À bordo da cápsula Orion, os quatro astronautas da Artemis 2 estão fazendo uma viagem histórica ao redor da Lua. Mas quanto, de fato, ganham esses exploradores do limite? Talvez menos do que muita gente imaginaria.
A missão Artemis 2 está chegando ao fim com calma. Reid Wiseman, Victor Glover, Christina Koch e Jeremy Hansen voltam para a Terra depois de cumprir uma marca inédita em mais de 50 anos: sobrevoar a Lua. Durante sete horas, em 6 de abril, eles passaram muito perto da superfície lunar e mostraram ao mundo imagens impressionantes. Primeiro, um pôr da Terra; depois, registros deslumbrantes de regiões lunares que nunca tinham sido observadas por olhos humanos.
Eles também acompanharam um eclipse solar total do espaço, com a Lua encobrindo o Sol por quase 54 minutos - muito acima do máximo de 7 minutos e meio observado da Terra. Foi uma experiência extraordinária, mas sem pagamento específico por isso.
Salário fixo dos astronautas da Artemis 2
Na prática, não existe bônus de missão, hora extra nem adicional de risco. Quando essa aventura histórica terminar, os astronautas norte-americanos voltarão ao salário federal habitual, limitado a cerca de 152 mil dólares por ano - algo em torno de 12,6 mil dólares por mês. Isso equivale a quase 11,75 mil euros.
Esse valor, no papel, pode soar baixo diante de uma façanha dessa dimensão: parece mais a remuneração de um gerente de nível intermediário do que uma recompensa por dar a volta na Lua. Jeremy Hansen, por sua vez, segue uma tabela canadense parecida. Em compensação, a NASA paga transporte, hospedagem e alimentação durante as viagens a trabalho, enquanto uma pequena diária de 5 dólares cobre despesas diversas.
No universo espacial, a lógica de remuneração costuma seguir regras do serviço público, e não o brilho da missão. Por isso, mesmo uma jornada tão rara pode terminar com um contracheque bem mais contido do que o imaginário popular costuma sugerir.

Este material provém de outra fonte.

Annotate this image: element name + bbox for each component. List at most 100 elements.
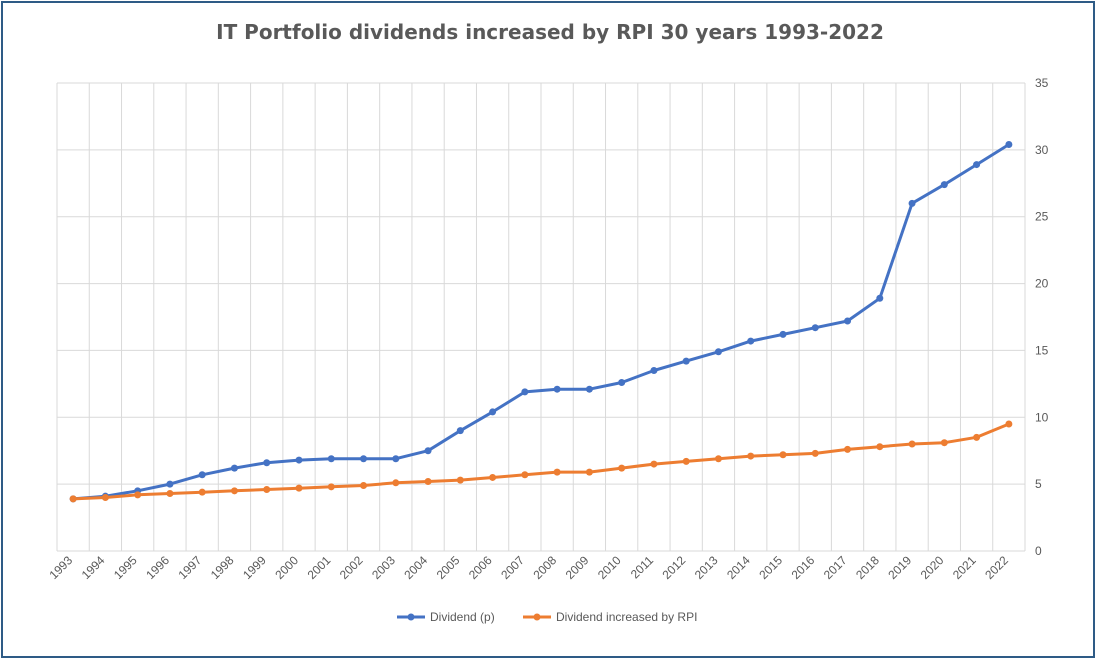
x-tick-label: 2009 <box>563 553 592 582</box>
data-point <box>650 460 658 468</box>
data-point <box>424 477 432 485</box>
data-point <box>295 484 303 492</box>
y-tick-label: 35 <box>1035 76 1049 90</box>
data-point <box>650 366 658 374</box>
legend-item: Dividend (p) <box>397 610 495 624</box>
legend: Dividend (p) Dividend increased by RPI <box>397 610 697 624</box>
x-tick-label: 2008 <box>530 553 559 582</box>
data-point <box>973 433 981 441</box>
data-point <box>489 473 497 481</box>
legend-label: Dividend increased by RPI <box>556 610 697 624</box>
data-point <box>360 481 368 489</box>
data-point <box>392 479 400 487</box>
x-tick-label: 2017 <box>821 553 850 582</box>
x-tick-label: 1998 <box>208 553 237 582</box>
data-point <box>1005 141 1013 149</box>
x-tick-label: 2018 <box>853 553 882 582</box>
data-point <box>779 451 787 459</box>
data-point <box>101 494 109 502</box>
data-point <box>811 449 819 457</box>
data-point <box>263 485 271 493</box>
chart-title: IT Portfolio dividends increased by RPI … <box>216 20 884 44</box>
data-point <box>230 464 238 472</box>
data-point <box>682 357 690 365</box>
x-tick-label: 1993 <box>46 553 75 582</box>
y-tick-label: 0 <box>1035 544 1042 558</box>
data-point <box>521 471 529 479</box>
x-tick-label: 2021 <box>950 553 979 582</box>
data-point <box>747 337 755 345</box>
data-point <box>424 447 432 455</box>
data-point <box>908 199 916 207</box>
x-tick-label: 2000 <box>272 553 301 582</box>
data-point <box>198 471 206 479</box>
series-line <box>72 143 1010 501</box>
gridlines <box>56 82 1026 552</box>
legend-item: Dividend increased by RPI <box>523 610 697 624</box>
legend-marker <box>533 613 541 621</box>
data-point <box>811 324 819 332</box>
data-point <box>489 408 497 416</box>
x-tick-label: 2022 <box>982 553 1011 582</box>
data-point <box>134 491 142 499</box>
x-tick-label: 1999 <box>240 553 269 582</box>
x-tick-label: 2019 <box>885 553 914 582</box>
data-point <box>908 440 916 448</box>
x-tick-label: 2006 <box>466 553 495 582</box>
x-tick-label: 2015 <box>756 553 785 582</box>
x-tick-label: 2005 <box>434 553 463 582</box>
x-tick-label: 2012 <box>660 553 689 582</box>
data-point <box>295 456 303 464</box>
data-point <box>521 388 529 396</box>
data-point <box>779 330 787 338</box>
data-point <box>456 427 464 435</box>
data-point <box>747 452 755 460</box>
x-tick-label: 1996 <box>143 553 172 582</box>
data-point <box>844 317 852 325</box>
data-point <box>618 379 626 387</box>
data-point <box>714 348 722 356</box>
data-point <box>230 487 238 495</box>
data-point <box>618 464 626 472</box>
data-point <box>166 490 174 498</box>
x-tick-label: 2014 <box>724 553 753 582</box>
x-tick-label: 2007 <box>498 553 527 582</box>
data-point <box>263 459 271 467</box>
x-tick-label: 2002 <box>337 553 366 582</box>
data-point <box>327 455 335 463</box>
y-tick-label: 25 <box>1035 210 1049 224</box>
data-point <box>553 468 561 476</box>
x-tick-label: 1994 <box>79 553 108 582</box>
series-line <box>73 422 1010 501</box>
x-tick-label: 2003 <box>369 553 398 582</box>
legend-label: Dividend (p) <box>430 610 495 624</box>
y-tick-label: 5 <box>1035 477 1042 491</box>
x-tick-label: 1997 <box>176 553 205 582</box>
x-tick-label: 2011 <box>628 553 656 581</box>
legend-marker <box>407 613 415 621</box>
data-point <box>166 480 174 488</box>
data-point <box>198 488 206 496</box>
data-point <box>69 495 77 503</box>
data-point <box>940 181 948 189</box>
x-tick-label: 2001 <box>305 553 334 582</box>
x-tick-label: 1995 <box>111 553 140 582</box>
x-tick-label: 2004 <box>401 553 430 582</box>
data-point <box>844 445 852 453</box>
data-point <box>327 483 335 491</box>
data-point <box>714 455 722 463</box>
x-tick-label: 2020 <box>918 553 947 582</box>
x-tick-label: 2010 <box>595 553 624 582</box>
axis-ticks: 0 5 10 15 20 25 30 35 1993 1994 1995 1996 1997 1998 19… <box>46 76 1048 582</box>
data-point <box>876 443 884 451</box>
data-point <box>940 439 948 447</box>
y-tick-label: 10 <box>1035 410 1049 424</box>
data-point <box>1005 420 1013 428</box>
y-tick-label: 15 <box>1035 343 1049 357</box>
y-tick-label: 30 <box>1035 143 1049 157</box>
series-1 <box>69 420 1013 503</box>
x-tick-label: 2013 <box>692 553 721 582</box>
data-point <box>360 455 368 463</box>
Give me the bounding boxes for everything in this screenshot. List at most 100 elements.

Ainda assim, o valor não apaga o peso da experiência nem o impacto profissional de participar de uma operação desse porte. Missões como essa também servem como laboratório para aperfeiçoar procedimentos, fortalecer a cooperação internacional e preparar a próxima geração de voos lunares tripulados.
Vale lembrar que esse salário também pode chamar a atenção de quem sonha com o setor espacial sem necessariamente entrar em órbita. Nos Estados Unidos, os engenheiros aeroespaciais ganham, em média, 135 mil dólares por ano, ou cerca de 11,25 mil dólares por mês.
Artemis 2 e o início de uma nova era da exploração lunar
A Artemis 2 abre caminho para uma nova fase da exploração lunar. A próxima missão, Artemis 3, está prevista para 2027. O objetivo é testar, em órbita terrestre baixa, os pousadores lunares Starship, da SpaceX, e Blue Moon, da Blue Origin. Será um ensaio indispensável antes do grande salto.
Depois virá a Artemis 4, em 2028, que pretende finalmente levar seres humanos à superfície da Lua, perto do polo Sul, pela primeira vez desde a Apollo 17, em 1972. Será um retorno histórico, mas ainda dependente de muitos desafios técnicos.